Comment les CEOs peuvent clarifier les rôles et libérer la performance de leur équipe de direction
Quand les résultats de l’entreprise ralentissent, le premier réflexe de la direction est souvent de questionner la compétence des individus dans les fonctions clés. Pourtant, dans bien des cas, le véritable enjeu se situe ailleurs; il se trouve dans la clarté des rôles et des attentes.
Le signal d’alarme que les CEOs finissent par absorber
Voici quelques situations courantes :
- Une décision qui aurait dû être prise il y a trois semaines attend encore votre validation;
- Vous êtes mis en copie de courriels qui devraient se régler sans votre implication;
- Vous intervenez dans des situations qui relèvent normalement de votre équipe de direction;
- Vous hésitez à prendre des vacances ou vous restez constamment joignable parce que vous savez que plusieurs dossiers n’avanceront pas en votre absence.
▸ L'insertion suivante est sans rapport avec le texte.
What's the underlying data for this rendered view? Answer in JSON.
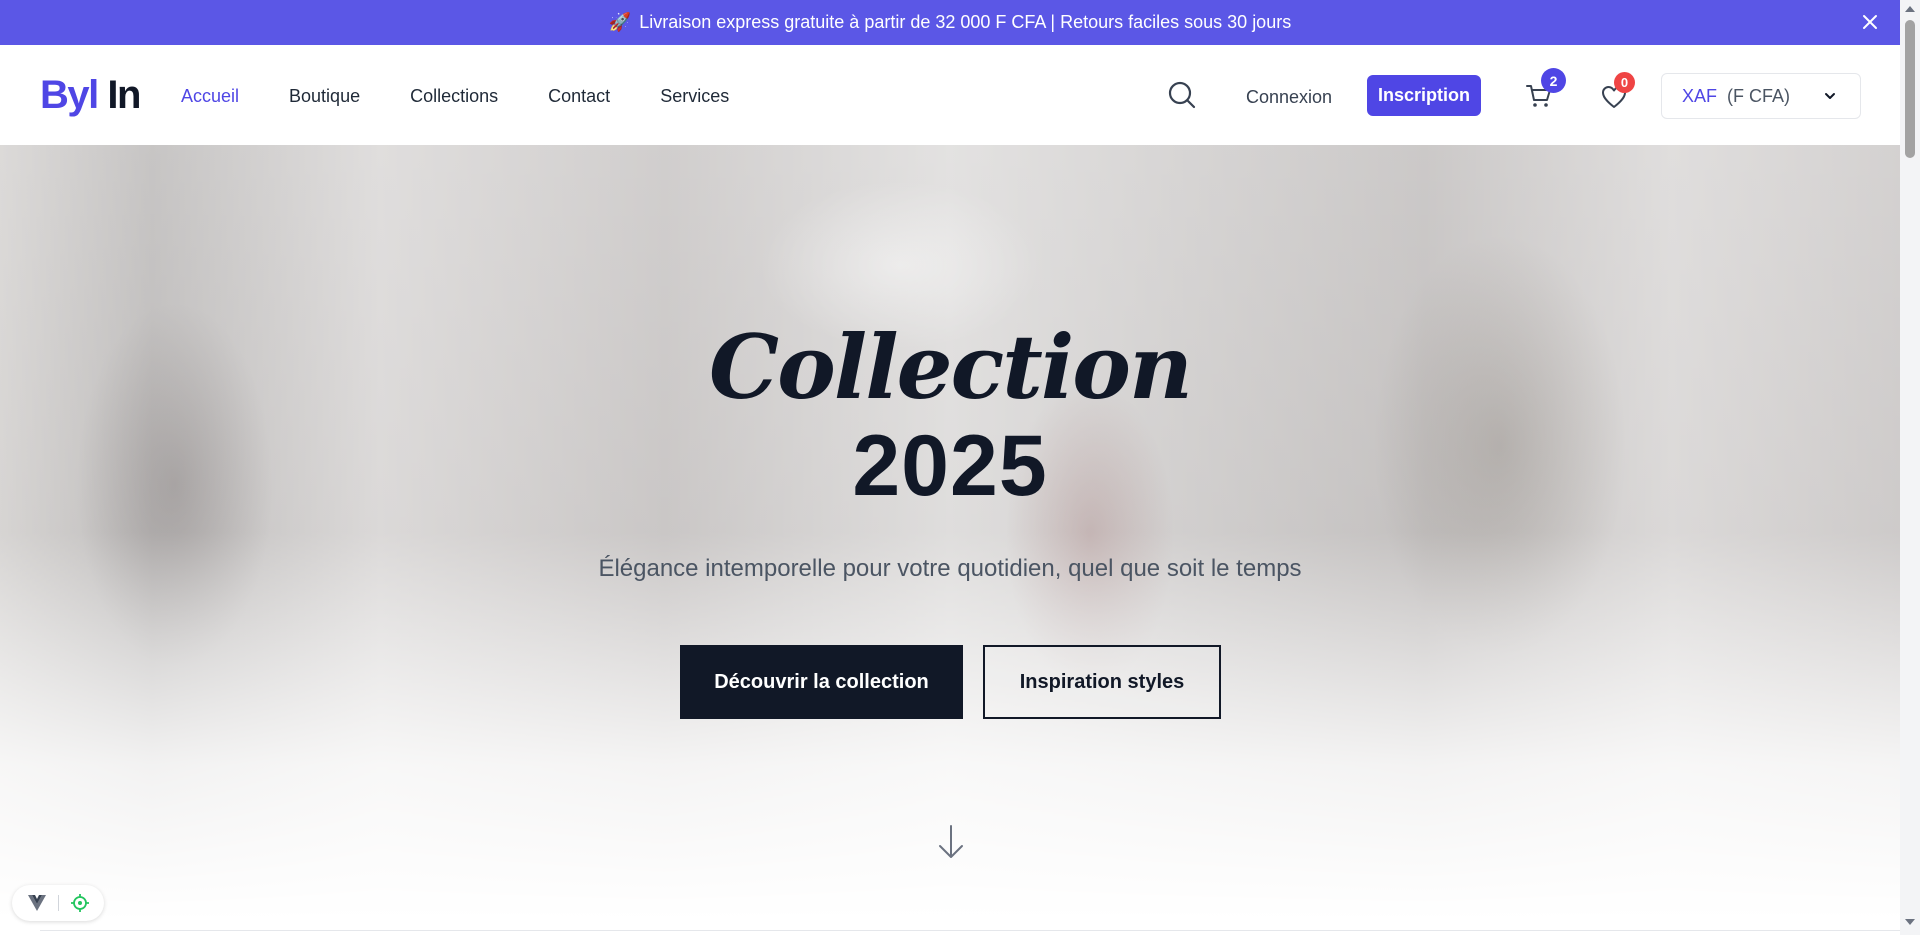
{
  "announcement": {
    "text": "Livraison express gratuite à partir de 32 000 F CFA | Retours faciles sous 30 jours",
    "icon": "rocket-icon"
  },
  "header": {
    "logo_part1": "Byl",
    "logo_part2": "In",
    "nav": [
      {
        "label": "Accueil",
        "active": true
      },
      {
        "label": "Boutique",
        "active": false
      },
      {
        "label": "Collections",
        "active": false
      },
      {
        "label": "Contact",
        "active": false
      },
      {
        "label": "Services",
        "active": false
      }
    ],
    "login_label": "Connexion",
    "signup_label": "Inscription",
    "cart_count": "2",
    "wishlist_count": "0",
    "currency_code": "XAF",
    "currency_symbol": "(F CFA)"
  },
  "hero": {
    "title": "Collection",
    "year": "2025",
    "subtitle": "Élégance intemporelle pour votre quotidien, quel que soit le temps",
    "primary_cta": "Découvrir la collection",
    "secondary_cta": "Inspiration styles"
  },
  "colors": {
    "accent": "#4f46e5",
    "announcement_bg": "#5b57e6",
    "dark": "#111827",
    "badge_red": "#ef4444"
  }
}
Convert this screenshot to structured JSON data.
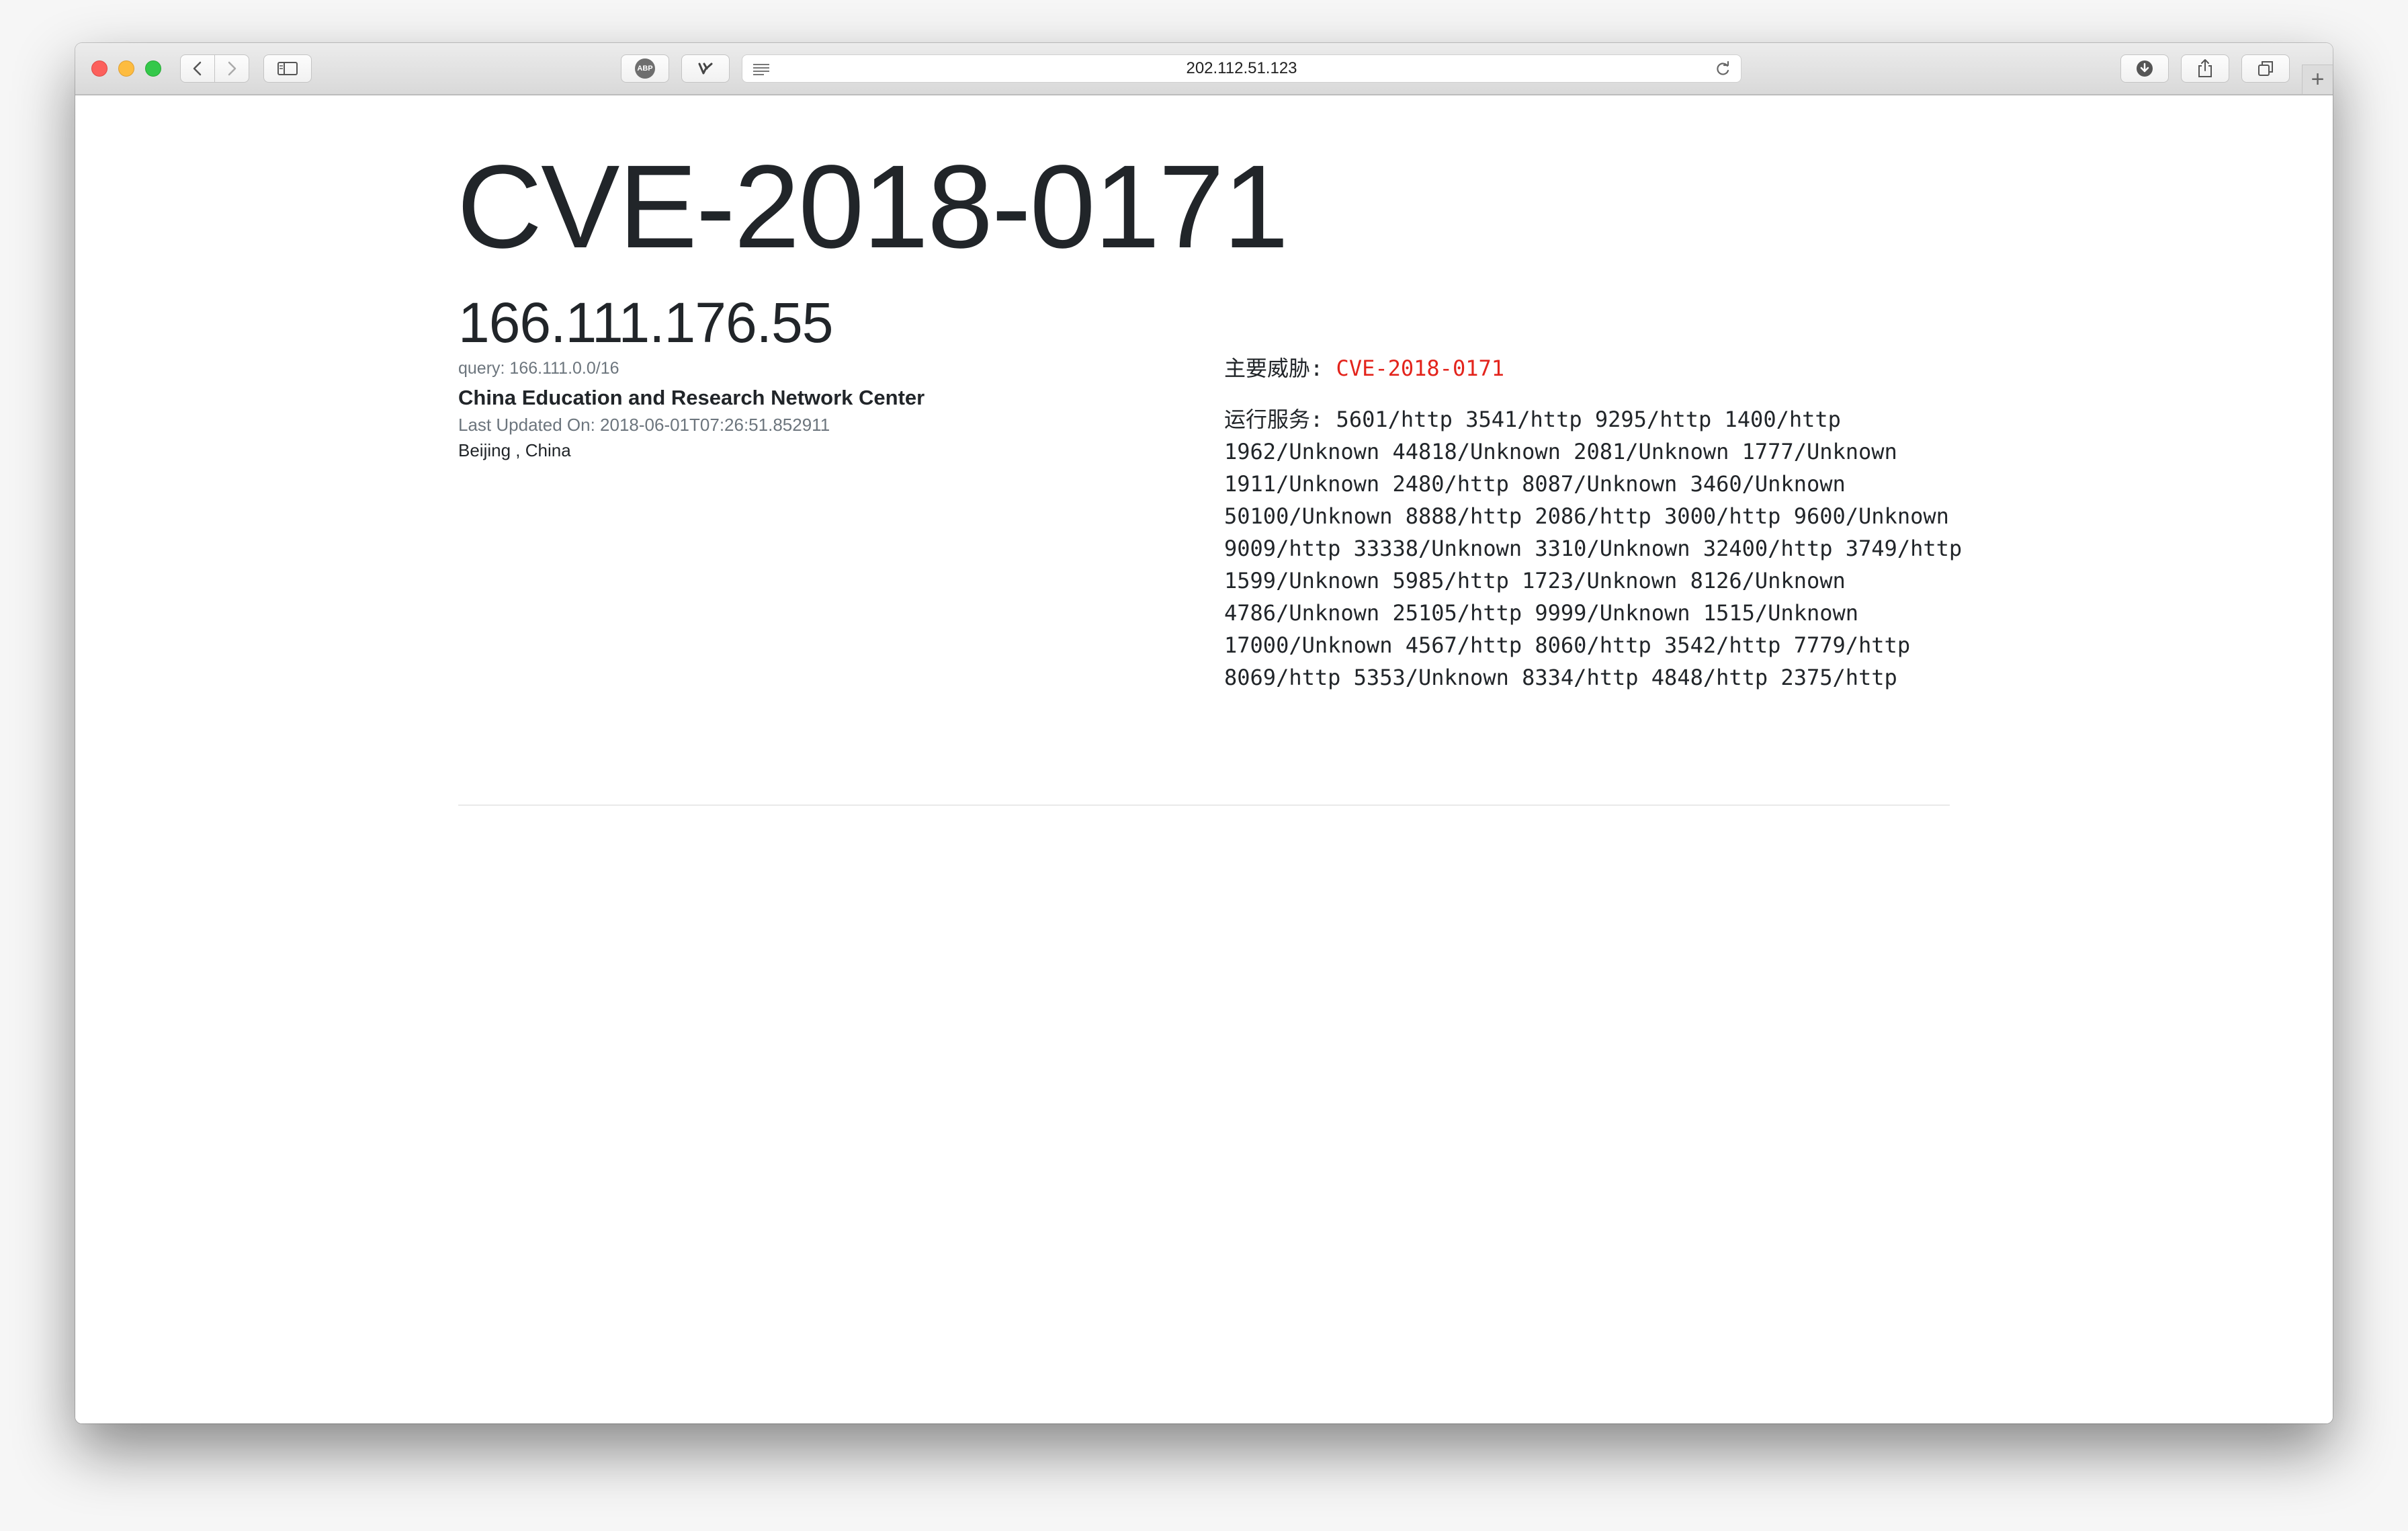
{
  "browser": {
    "url": "202.112.51.123",
    "adblock_label": "ABP",
    "new_tab_label": "+"
  },
  "page": {
    "title": "CVE-2018-0171",
    "ip": "166.111.176.55",
    "query": "query: 166.111.0.0/16",
    "org": "China Education and Research Network Center",
    "last_updated": "Last Updated On: 2018-06-01T07:26:51.852911",
    "location": "Beijing , China",
    "threat_label": "主要威胁:",
    "threat_value": "CVE-2018-0171",
    "threat_color": "#e3241c",
    "services_label": "运行服务:",
    "services": [
      "5601/http",
      "3541/http",
      "9295/http",
      "1400/http",
      "1962/Unknown",
      "44818/Unknown",
      "2081/Unknown",
      "1777/Unknown",
      "1911/Unknown",
      "2480/http",
      "8087/Unknown",
      "3460/Unknown",
      "50100/Unknown",
      "8888/http",
      "2086/http",
      "3000/http",
      "9600/Unknown",
      "9009/http",
      "33338/Unknown",
      "3310/Unknown",
      "32400/http",
      "3749/http",
      "1599/Unknown",
      "5985/http",
      "1723/Unknown",
      "8126/Unknown",
      "4786/Unknown",
      "25105/http",
      "9999/Unknown",
      "1515/Unknown",
      "17000/Unknown",
      "4567/http",
      "8060/http",
      "3542/http",
      "7779/http",
      "8069/http",
      "5353/Unknown",
      "8334/http",
      "4848/http",
      "2375/http"
    ]
  }
}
À première vue, ces irritants semblent anodins. Cependant, ensemble, ils pointent vers un problème bien plus structurant : l’organisation dépend du CEO pour prendre des décisions qui devraient être prises par des gestionnaires imputables.
Ce n’est généralement pas un enjeu de compétences ni de bonne volonté; c’est plutôt un enjeu de design organisationnel. Lorsque les rôles ne sont pas clairement définis, les décisions sont escaladées naturellement vers le sommet pour être validées et se sécuriser, ralentissant ainsi l’exécution et créant une dépendance inutile. Les CEOs en paient rapidement le prix en absorbant l’opérationnel plutôt qu’en étant positionnés là où ils créent le plus de valeur.
Le flou ne reste jamais théorique, il se traduit concrètement par :
- Des décisions qui stagnent;
- Des responsabilités qui se chevauchent;
- Des escalades évitables, surtout lorsque la frontière entre décider, exécuter et consulter n’est pas clairement établie;
- Des tensions entre les équipes.
Le rôle des CEOs : retrouver de l’espace
Dans bien des cas, ce qui ressemble à un enjeu de délégation ou de compétences est en réalité un problème de structure. Déléguer sans clarifier les rôles et les attentes, c’est transférer une ambiguïté, pas une responsabilité.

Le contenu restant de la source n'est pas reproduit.